Black bears are extremely good mothers, and only an imminent threat to their own lives will make them abandon their young. A logging crew had been working in the area near the den for a week. Because of the snow and thick undergrowth, the den was impossible to see, and a mechanical harvester had backed right up to it. The racket, diesel exhaust and looming tires had made the cubs' mother flee for her life. The crew had never heard or seen a thing, and if O'Brien hadn't happened to walk nearby that day, the cubs would have frozen to death.

"It's not common for bear cubs to be orphaned," Kilham said. "But it's not unknown, either. They're abandoned or a car or something kills their mother. There are probably 150 or so in the country each year--those are the ones that are found."

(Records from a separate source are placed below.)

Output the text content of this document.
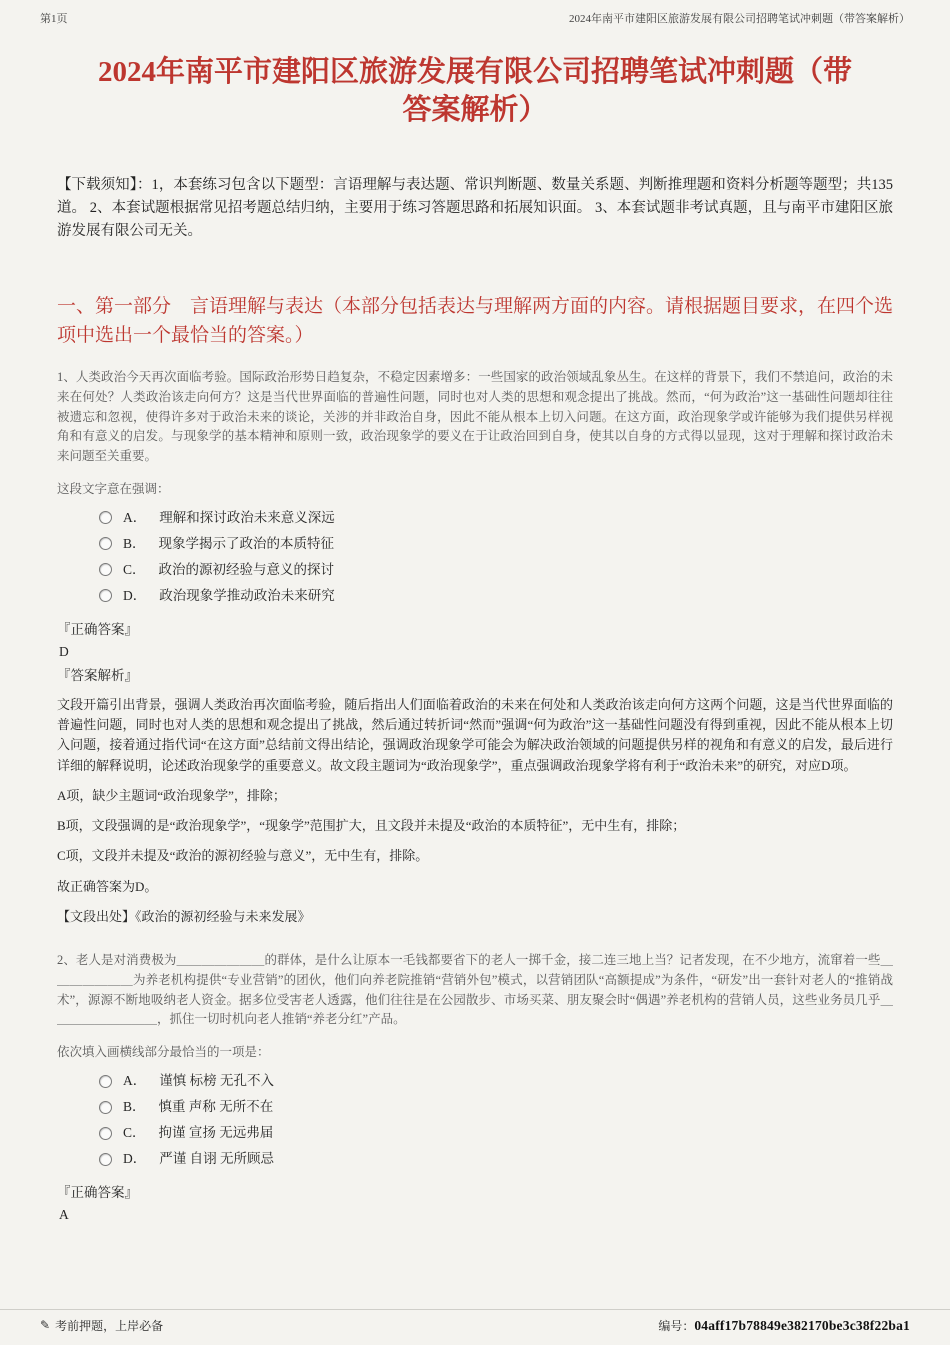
第1页	2024年南平市建阳区旅游发展有限公司招聘笔试冲刺题（带答案解析）
2024年南平市建阳区旅游发展有限公司招聘笔试冲刺题（带答案解析）
【下载须知】：1，本套练习包含以下题型：言语理解与表达题、常识判断题、数量关系题、判断推理题和资料分析题等题型；共135道。 2、本套试题根据常见招考题总结归纳，主要用于练习答题思路和拓展知识面。 3、本套试题非考试真题，且与南平市建阳区旅游发展有限公司无关。
一、第一部分　言语理解与表达（本部分包括表达与理解两方面的内容。请根据题目要求，在四个选项中选出一个最恰当的答案。）
1、人类政治今天再次面临考验。国际政治形势日趋复杂，不稳定因素增多：一些国家的政治领域乱象丛生。在这样的背景下，我们不禁追问，政治的未来在何处？人类政治该走向何方？这是当代世界面临的普遍性问题，同时也对人类的思想和观念提出了挑战。然而，“何为政治”这一基础性问题却往往被遗忘和忽视，使得许多对于政治未来的谈论，关涉的并非政治自身，因此不能从根本上切入问题。在这方面，政治现象学或许能够为我们提供另样视角和有意义的启发。与现象学的基本精神和原则一致，政治现象学的要义在于让政治回到自身，使其以自身的方式得以显现，这对于理解和探讨政治未来问题至关重要。
这段文字意在强调：
A． 理解和探讨政治未来意义深远
B． 现象学揭示了政治的本质特征
C． 政治的源初经验与意义的探讨
D． 政治现象学推动政治未来研究
『正确答案』
D
『答案解析』

文段开篇引出背景，强调人类政治再次面临考验，随后指出人们面临着政治的未来在何处和人类政治该走向何方这两个问题，这是当代世界面临的普遍性问题，同时也对人类的思想和观念提出了挑战，然后通过转折词“然而”强调“何为政治”这一基础性问题没有得到重视，因此不能从根本上切入问题，接着通过指代词“在这方面”总结前文得出结论，强调政治现象学可能会为解决政治领域的问题提供另样的视角和有意义的启发，最后进行详细的解释说明，论述政治现象学的重要意义。故文段主题词为“政治现象学”，重点强调政治现象学将有利于“政治未来”的研究，对应D项。

A项，缺少主题词“政治现象学”，排除；

B项，文段强调的是“政治现象学”，“现象学”范围扩大，且文段并未提及“政治的本质特征”，无中生有，排除；

C项，文段并未提及“政治的源初经验与意义”，无中生有，排除。

故正确答案为D。

【文段出处】《政治的源初经验与未来发展》

2、老人是对消费极为＿＿＿＿＿＿＿的群体，是什么让原本一毛钱都要省下的老人一掷千金，接二连三地上当？记者发现，在不少地方，流窜着一些＿＿＿＿＿＿＿为养老机构提供“专业营销”的团伙，他们向养老院推销“营销外包”模式，以营销团队“高额提成”为条件，“研发”出一套针对老人的“推销战术”，源源不断地吸纳老人资金。据多位受害老人透露，他们往往是在公园散步、市场买菜、朋友聚会时“偶遇”养老机构的营销人员，这些业务员几乎＿＿＿＿＿＿＿＿＿，抓住一切时机向老人推销“养老分红”产品。
依次填入画横线部分最恰当的一项是：
A． 谨慎 标榜 无孔不入
B． 慎重 声称 无所不在
C． 拘谨 宣扬 无远弗届
D． 严谨 自诩 无所顾忌
『正确答案』
A
✎ 考前押题，上岸必备	编号： 04aff17b78849e382170be3c38f22ba1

Kilham's first order of business was to get the two little cubs warm and fed. He wrapped them up and took them home, where he could look after them. Bottle training was not a problem--the little guys devoured the formula he made up for them and then snuggled contentedly into his blankets for much-needed sleep. The Kilham family's house overlooks the picturesque green in the center of Lyme, and it is no stranger to orphaned animals. Kilham's father taught microbiology and medical history at nearby Dartmouth College, and both he and his physician wife had a passion for helping crippled and abandoned animals.

"We had owls with injured feet, red-tailed hawks, prairie falcons, ravens, crows, raccoons, ferrets, a fox--there were always animals wandering around the house," Kilham told me. "We even had a young beaver that kept trying to dam up the toilet."